There was a deadly silence, then an uproar broke out. Each one of her counselors had an opinion or a question and they all spoke at once.
“An impossible plan.”
“It can’t be true.”
“They aren’t seamen!”
“There’s the monsoon. They can’t have counted on that.”
Bilqis had her chief councilman order their silence. “I can’t imagine,” she said, “that a king who knows nothing of the sea can manage such a thing unless he knows magic and has the Jinn working for him.”
“That’s the most frightening thing about all this,” Tamrin, the queen’s trader said. “This king has somehow tricked Hiram of Phoenicia into building the ships and has gotten the magicians to tell him where the treasures are. Monsoons are nothing to him. He simply orders the Jinn and they do his bidding through their magic.”
Again questions and answers flew back and forth until the chief councilman signaled for silence; the queen had a question.
“How do we know the Jinn work their magic for this king?” she asked in a skeptical tone.
“There are more and more strange reports,” Tamrin said. “For instance, when his father died, the palace was only a warren of old buildings and their temple was covered with badgerskins. Now, in this short time, without the sound of a hammer or tool of any kind, the king has erected the most beautiful temple in the world. It floats among the clouds and the gold of its walls blinds the eyes.”

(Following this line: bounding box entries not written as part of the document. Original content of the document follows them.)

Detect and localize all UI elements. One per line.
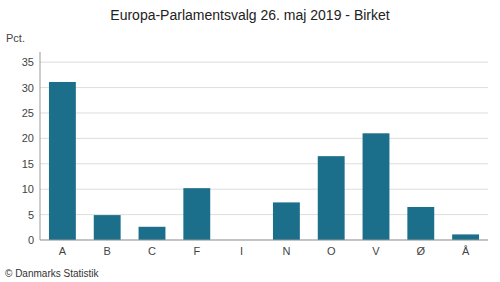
grid-line — [40, 189, 488, 190]
x-axis-line — [40, 240, 488, 241]
grid-line — [40, 138, 488, 139]
title: Europa-Parlamentsvalg 26. maj 2019 - Bir… — [110, 7, 389, 23]
x-tick-label: I — [240, 245, 243, 257]
grid-line — [40, 240, 488, 241]
grid — [40, 62, 488, 240]
x-tick-label: F — [193, 245, 200, 257]
x-tick-label: V — [372, 245, 380, 257]
y-tick-label: 20 — [22, 132, 34, 144]
x-tick-label: N — [282, 245, 290, 257]
x-tick-label: C — [148, 245, 156, 257]
y-tick-label: 35 — [22, 56, 34, 68]
x-tick-label: Ø — [417, 245, 426, 257]
y-tick-label: 25 — [22, 107, 34, 119]
bar — [49, 82, 76, 240]
x-tick-label: A — [59, 245, 67, 257]
y-axis-line — [40, 52, 41, 240]
bar — [407, 207, 434, 240]
chart: Europa-Parlamentsvalg 26. maj 2019 - Bir… — [0, 0, 500, 282]
bar — [94, 215, 121, 240]
x-tick-label: O — [327, 245, 336, 257]
y-tick-label: 30 — [22, 82, 34, 94]
bar — [363, 133, 390, 240]
grid-line — [40, 163, 488, 164]
footer: © Danmarks Statistik — [5, 268, 100, 279]
bar — [139, 227, 166, 240]
bar — [273, 202, 300, 240]
x-tick-label: Å — [462, 245, 470, 257]
bar — [452, 234, 479, 240]
bars — [49, 82, 479, 240]
y-tick-label: 5 — [28, 209, 34, 221]
y-tick-label: 0 — [28, 234, 34, 246]
y-label: Pct. — [6, 32, 25, 44]
grid-line — [40, 112, 488, 113]
bar — [318, 156, 345, 240]
y-tick-label: 10 — [22, 183, 34, 195]
x-tick-label: B — [104, 245, 111, 257]
grid-line — [40, 87, 488, 88]
y-tick-label: 15 — [22, 158, 34, 170]
bar — [183, 188, 210, 240]
grid-line — [40, 62, 488, 63]
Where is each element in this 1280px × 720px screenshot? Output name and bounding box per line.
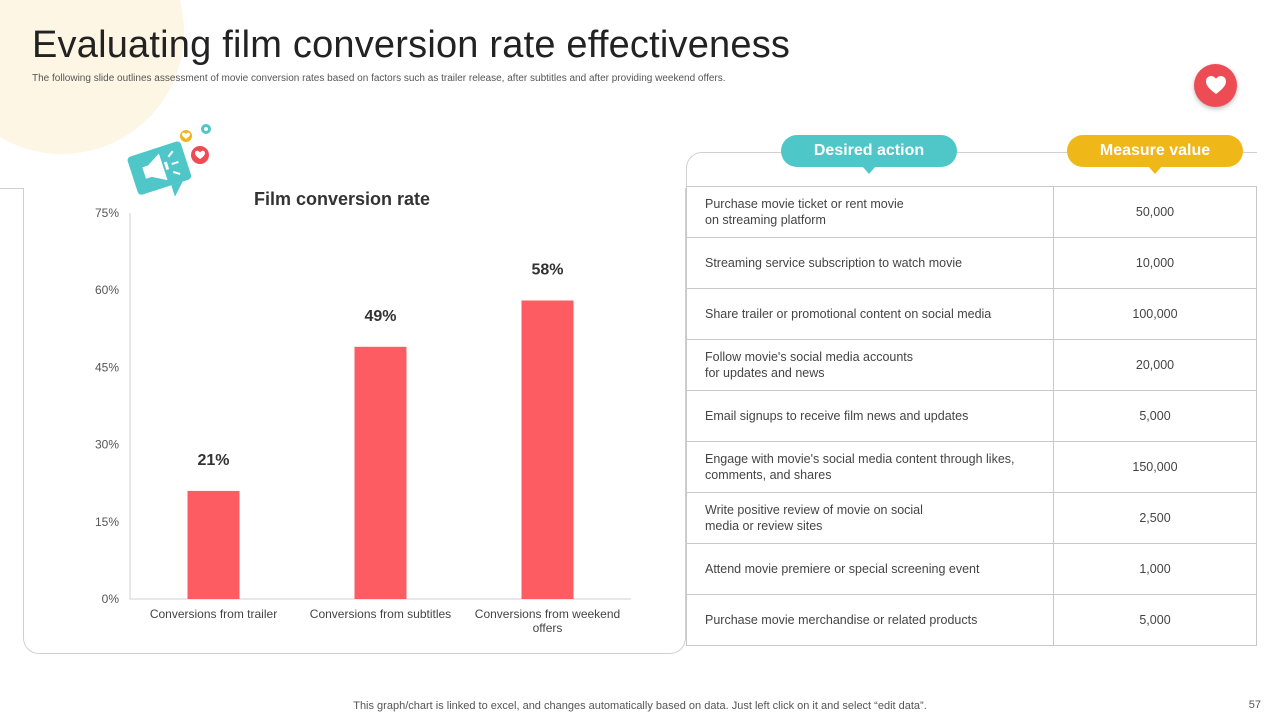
- x-tick-label: Conversions from weekend: [475, 607, 620, 621]
- bar: [187, 490, 240, 599]
- value-cell: 100,000: [1053, 288, 1257, 340]
- actions-table: Purchase movie ticket or rent movie on s…: [686, 186, 1257, 646]
- page-number: 57: [1248, 699, 1261, 711]
- data-label: 21%: [197, 452, 229, 469]
- chart-panel-edge: [0, 188, 24, 189]
- x-tick-label: offers: [533, 621, 563, 635]
- page-subtitle: The following slide outlines assessment …: [32, 73, 726, 84]
- table-row: Write positive review of movie on social…: [686, 492, 1257, 544]
- value-cell: 1,000: [1053, 543, 1257, 595]
- y-tick-label: 0%: [102, 592, 120, 606]
- table-row: Purchase movie ticket or rent movie on s…: [686, 186, 1257, 238]
- table-row: Share trailer or promotional content on …: [686, 288, 1257, 340]
- data-label: 58%: [531, 261, 563, 278]
- action-cell: Email signups to receive film news and u…: [686, 390, 1054, 442]
- measure-value-header: Measure value: [1067, 135, 1243, 174]
- megaphone-icon: [126, 118, 218, 209]
- action-cell: Streaming service subscription to watch …: [686, 237, 1054, 289]
- value-cell: 20,000: [1053, 339, 1257, 391]
- action-cell: Purchase movie ticket or rent movie on s…: [686, 186, 1054, 238]
- bar: [521, 300, 574, 599]
- value-cell: 5,000: [1053, 594, 1257, 646]
- value-cell: 2,500: [1053, 492, 1257, 544]
- value-cell: 10,000: [1053, 237, 1257, 289]
- table-row: Email signups to receive film news and u…: [686, 390, 1257, 442]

“And the palace?” Bilqis prodded.
“The palace rises like the temples of Egypt. Incense floats on the air so that one who enters the city gates finds he is greeted with the aroma of jasmine even in winter.”
“And his wives? Does this king have wives?”
“His palace is bulging with wives and children.”
“So the Jinn work their magic for this king and his wives?”
“His wives work a different magic. His queen is from Rabbath Amman. She brought him assured control of the King’s Highway going from the Red Sea up the Jordan Valley to Damascus. His other queen is the sister of Pharaoh Shishak. She brought him the coastal city of Gezer and with it the trade route that goes from Egypt to Damascus. The rest of his seven hundred wives have other talents.”